A news release came out from the Justice Department  on January the 13th regarding e-readers and their use in university classrooms.

This is an excerpt: “Under the agreements reached today, the universities generally will not purchase, recommend or promote use of the Kindle DX, or any other dedicated electronic book reader, unless the devices are fully accessible to students who are blind and have low vision. The universities agree that if they use dedicated electronic book readers, they will ensure that students with vision disabilities are able to access and acquire the same materials and information, engage in the same interactions, and enjoy the same services as sighted students with substantially equivalent ease of use. The agreements that the Justice Department reached with these universities extend beyond the Kindle DX to any dedicated electronic reading device.”

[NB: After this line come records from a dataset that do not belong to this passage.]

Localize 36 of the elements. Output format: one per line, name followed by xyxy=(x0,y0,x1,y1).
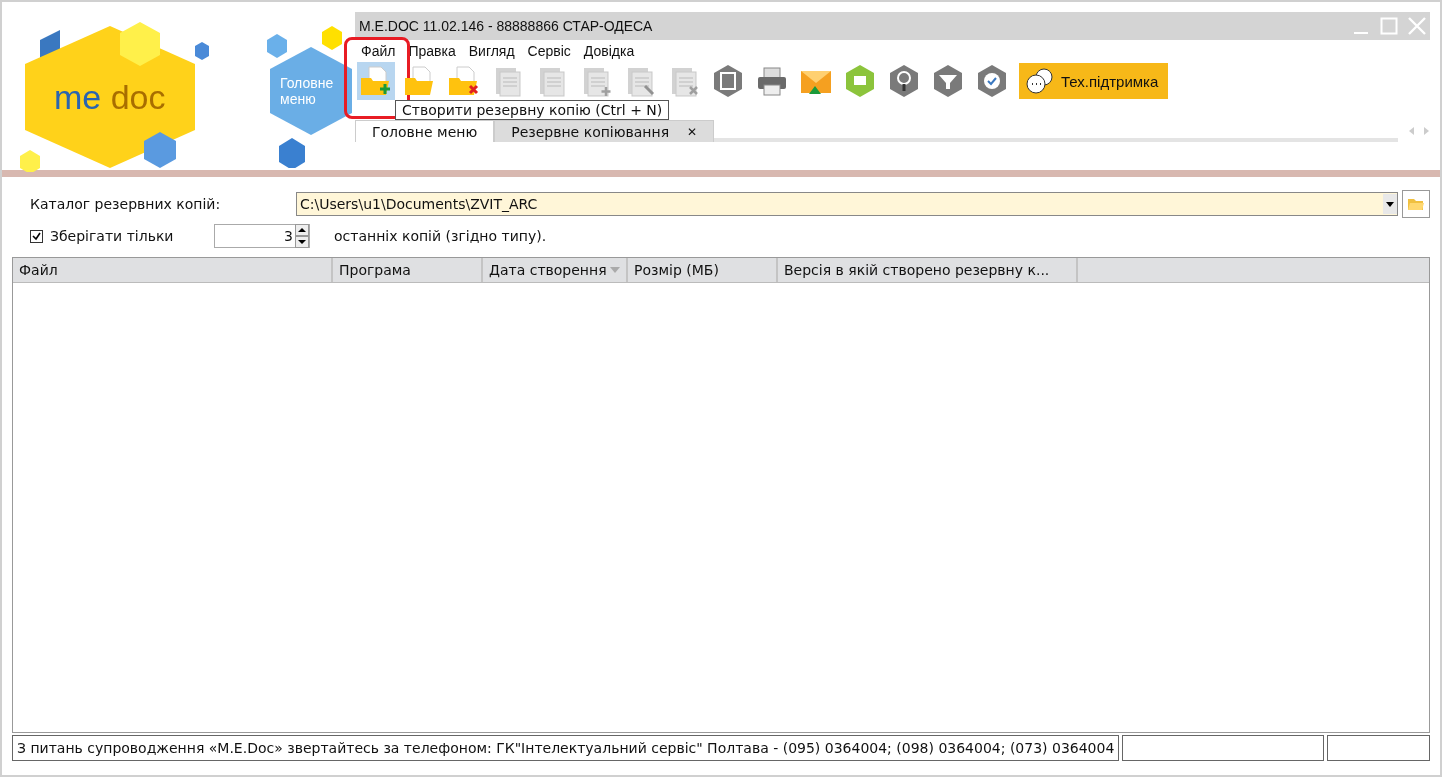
printer-icon xyxy=(755,64,789,98)
check-icon xyxy=(975,64,1009,98)
keep-label: Зберігати тільки xyxy=(50,228,175,244)
support-button[interactable]: Тех.підтримка xyxy=(1019,63,1169,99)
column-header[interactable]: Програма xyxy=(333,258,483,282)
catalog-label: Каталог резервних копій: xyxy=(29,196,222,212)
menu-item[interactable]: Сервіс xyxy=(527,43,571,59)
spinner-arrows-icon[interactable] xyxy=(295,224,309,248)
tab[interactable]: Головне меню xyxy=(355,120,495,142)
folder-icon xyxy=(1407,196,1425,212)
window-title: M.E.DOC 11.02.146 - 88888866 СТАР-ОДЕСА xyxy=(359,18,653,34)
sort-icon xyxy=(610,267,620,273)
menu-item[interactable]: Вигляд xyxy=(468,43,515,59)
menu-item[interactable]: Правка xyxy=(408,43,456,59)
browse-button[interactable] xyxy=(1402,190,1430,218)
status-text: З питань супроводження «M.E.Doc» звертайтесь за телефоном: ГК"Інтелектуальний сервіс" Полтава - (095) 0364004; (098) 0364004; (073) 0364004 xyxy=(12,735,1120,761)
column-header[interactable]: Дата створення xyxy=(483,258,628,282)
search-icon xyxy=(887,64,921,98)
keep-suffix: останніх копій (згідно типу). xyxy=(334,228,547,244)
copies-spinner[interactable]: 3 xyxy=(214,224,310,248)
catalog-dropdown[interactable]: C:\Users\u1\Documents\ZVIT_ARC xyxy=(296,192,1398,216)
folder-delete-icon xyxy=(447,64,481,98)
tooltip: Створити резервну копію (Ctrl + N) xyxy=(395,100,670,120)
close-tab-button[interactable]: ✕ xyxy=(687,124,698,139)
new-folder-icon xyxy=(359,64,393,98)
logo-text: me doc xyxy=(54,78,166,117)
column-header[interactable]: Файл xyxy=(13,258,333,282)
filter-icon xyxy=(931,64,965,98)
column-header[interactable]: Версія в якій створено резервну к... xyxy=(778,258,1078,282)
keep-checkbox[interactable] xyxy=(30,229,43,243)
menu-item[interactable]: Файл xyxy=(361,43,396,59)
tab[interactable]: Резервне копіювання ✕ xyxy=(494,120,715,142)
chat-icon xyxy=(1025,67,1055,95)
column-header[interactable]: Розмір (МБ) xyxy=(628,258,778,282)
menu-item[interactable]: Довідка xyxy=(583,43,635,59)
toolbar-button[interactable] xyxy=(357,62,395,100)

I think this is a good thing. Like all electronic items (e.g. e-books, screencasts) provided by educational institutions we must remember those who are not fully “abled” so they can have a fair chance at the same educational opportunities being provided to the rest of the students. But it does give me pause. An e-reader is an electronic way to read a book, how good have we really been at providing physical books to those who have poor vision. Large print library books are rarely, if ever, found at the K-16 levels. I vividly remember the hoops I had to jump through to get large print textbooks for students in the K-12 system for the few that needed them.

Perhaps the switch to e-readers, slow as it will be, brings some of the best opportunities yet for access to those who have visual difficulties.